Les plasmas froids présentent l’avantage de produire un milieu très réactif dans un gaz qui reste à température ambiante. Pendant longtemps les DBDs furent utilisées industriellement en tant qu’ozoneurs [Becker 20, Otto 29]. Les espèces chimiques issues du plasma sont maintenant mises à profit pour décomposer des molécules polluantes. La compréhension des mécanismes chimiques se produisant dans les filaments de plasma ont suscité le développement de codes numériques (Figure 23).

Figure 23 : Simulations obtenues avec des codes cinétiques 0 D dans l'air à 1 bar. En ordonnée : nombre de

particules normalisé par le nombre total de particules du gaz. [Kogelschatz 88]

Cette simulation 0 D ne tient pas compte de la diffusion des espèces dans le gaz environnant le filament.
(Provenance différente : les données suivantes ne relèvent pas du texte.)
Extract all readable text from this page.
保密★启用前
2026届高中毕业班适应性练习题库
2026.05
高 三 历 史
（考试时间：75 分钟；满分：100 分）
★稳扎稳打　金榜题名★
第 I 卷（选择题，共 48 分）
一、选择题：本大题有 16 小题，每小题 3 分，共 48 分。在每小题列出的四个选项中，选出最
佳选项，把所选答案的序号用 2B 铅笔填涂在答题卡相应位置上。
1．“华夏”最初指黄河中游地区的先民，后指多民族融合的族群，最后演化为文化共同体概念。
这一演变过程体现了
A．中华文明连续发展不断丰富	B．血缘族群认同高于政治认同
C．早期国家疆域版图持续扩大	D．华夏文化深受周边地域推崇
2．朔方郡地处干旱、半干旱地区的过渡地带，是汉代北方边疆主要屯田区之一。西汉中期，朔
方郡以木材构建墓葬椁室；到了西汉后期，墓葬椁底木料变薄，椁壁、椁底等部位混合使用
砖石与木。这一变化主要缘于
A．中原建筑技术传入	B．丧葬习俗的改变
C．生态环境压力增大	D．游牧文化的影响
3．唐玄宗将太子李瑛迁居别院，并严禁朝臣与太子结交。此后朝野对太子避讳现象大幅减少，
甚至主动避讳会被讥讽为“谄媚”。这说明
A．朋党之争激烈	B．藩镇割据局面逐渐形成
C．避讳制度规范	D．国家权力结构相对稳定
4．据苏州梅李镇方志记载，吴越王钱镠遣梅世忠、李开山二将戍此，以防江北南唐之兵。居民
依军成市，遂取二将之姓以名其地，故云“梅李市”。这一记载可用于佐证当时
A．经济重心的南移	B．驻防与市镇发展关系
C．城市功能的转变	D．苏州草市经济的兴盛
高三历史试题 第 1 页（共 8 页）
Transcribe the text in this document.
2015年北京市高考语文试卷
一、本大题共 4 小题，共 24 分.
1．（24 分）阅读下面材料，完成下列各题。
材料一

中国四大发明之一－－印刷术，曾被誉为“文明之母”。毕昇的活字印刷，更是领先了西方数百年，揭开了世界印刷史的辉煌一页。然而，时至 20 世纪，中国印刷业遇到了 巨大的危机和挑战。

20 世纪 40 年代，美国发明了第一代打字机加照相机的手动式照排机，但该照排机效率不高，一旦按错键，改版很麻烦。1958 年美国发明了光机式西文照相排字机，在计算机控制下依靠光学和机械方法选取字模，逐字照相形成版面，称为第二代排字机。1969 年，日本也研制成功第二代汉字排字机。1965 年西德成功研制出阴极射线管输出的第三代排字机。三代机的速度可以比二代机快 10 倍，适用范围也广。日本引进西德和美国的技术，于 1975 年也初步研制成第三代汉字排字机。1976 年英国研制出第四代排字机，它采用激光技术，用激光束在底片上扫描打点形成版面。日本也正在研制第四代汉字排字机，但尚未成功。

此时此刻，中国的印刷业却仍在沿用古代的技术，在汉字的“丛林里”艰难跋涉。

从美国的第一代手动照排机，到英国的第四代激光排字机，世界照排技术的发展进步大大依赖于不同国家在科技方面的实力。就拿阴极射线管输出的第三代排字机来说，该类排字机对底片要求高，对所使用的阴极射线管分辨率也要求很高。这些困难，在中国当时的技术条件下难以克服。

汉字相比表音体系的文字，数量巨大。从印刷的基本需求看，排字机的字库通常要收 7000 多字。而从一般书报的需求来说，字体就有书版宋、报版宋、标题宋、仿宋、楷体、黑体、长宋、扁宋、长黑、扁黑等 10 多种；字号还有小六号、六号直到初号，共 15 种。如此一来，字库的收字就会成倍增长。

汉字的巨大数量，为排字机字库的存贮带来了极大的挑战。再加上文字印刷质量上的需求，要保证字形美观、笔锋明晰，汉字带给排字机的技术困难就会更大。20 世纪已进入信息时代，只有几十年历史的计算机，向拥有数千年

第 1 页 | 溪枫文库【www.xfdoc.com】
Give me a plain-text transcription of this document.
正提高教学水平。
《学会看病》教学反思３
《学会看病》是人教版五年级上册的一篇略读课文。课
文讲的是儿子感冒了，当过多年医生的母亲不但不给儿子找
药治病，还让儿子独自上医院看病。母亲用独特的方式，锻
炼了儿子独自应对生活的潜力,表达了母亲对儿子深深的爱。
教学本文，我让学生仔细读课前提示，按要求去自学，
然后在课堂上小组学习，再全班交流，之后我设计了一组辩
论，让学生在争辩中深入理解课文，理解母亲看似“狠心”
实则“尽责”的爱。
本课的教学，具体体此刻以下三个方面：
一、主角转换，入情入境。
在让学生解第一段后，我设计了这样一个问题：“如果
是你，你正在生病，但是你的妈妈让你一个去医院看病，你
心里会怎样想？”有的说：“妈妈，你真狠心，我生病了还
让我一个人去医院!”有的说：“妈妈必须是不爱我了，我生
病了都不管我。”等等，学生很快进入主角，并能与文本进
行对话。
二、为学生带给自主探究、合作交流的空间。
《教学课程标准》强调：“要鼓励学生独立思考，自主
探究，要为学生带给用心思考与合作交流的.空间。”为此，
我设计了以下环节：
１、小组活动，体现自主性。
Elle donne cependant les échelles de temps à considérer :

• Les premières espèces créées sont des espèces chargées qui constituent le plasma : électrons, ions négatifs et positifs, ainsi que les états excites (N2(A), O2(A)). Ces espèces ont une durée de vie de l’ordre de la microseconde

• Les radicaux (O(3P)) sont créés dans le même temps, et survivent une centaine de

microsecondes.

• Enfin, au bout de quelques millisecondes il ne reste que les produits à longue durée de vie : ozone et oxydes d’azote.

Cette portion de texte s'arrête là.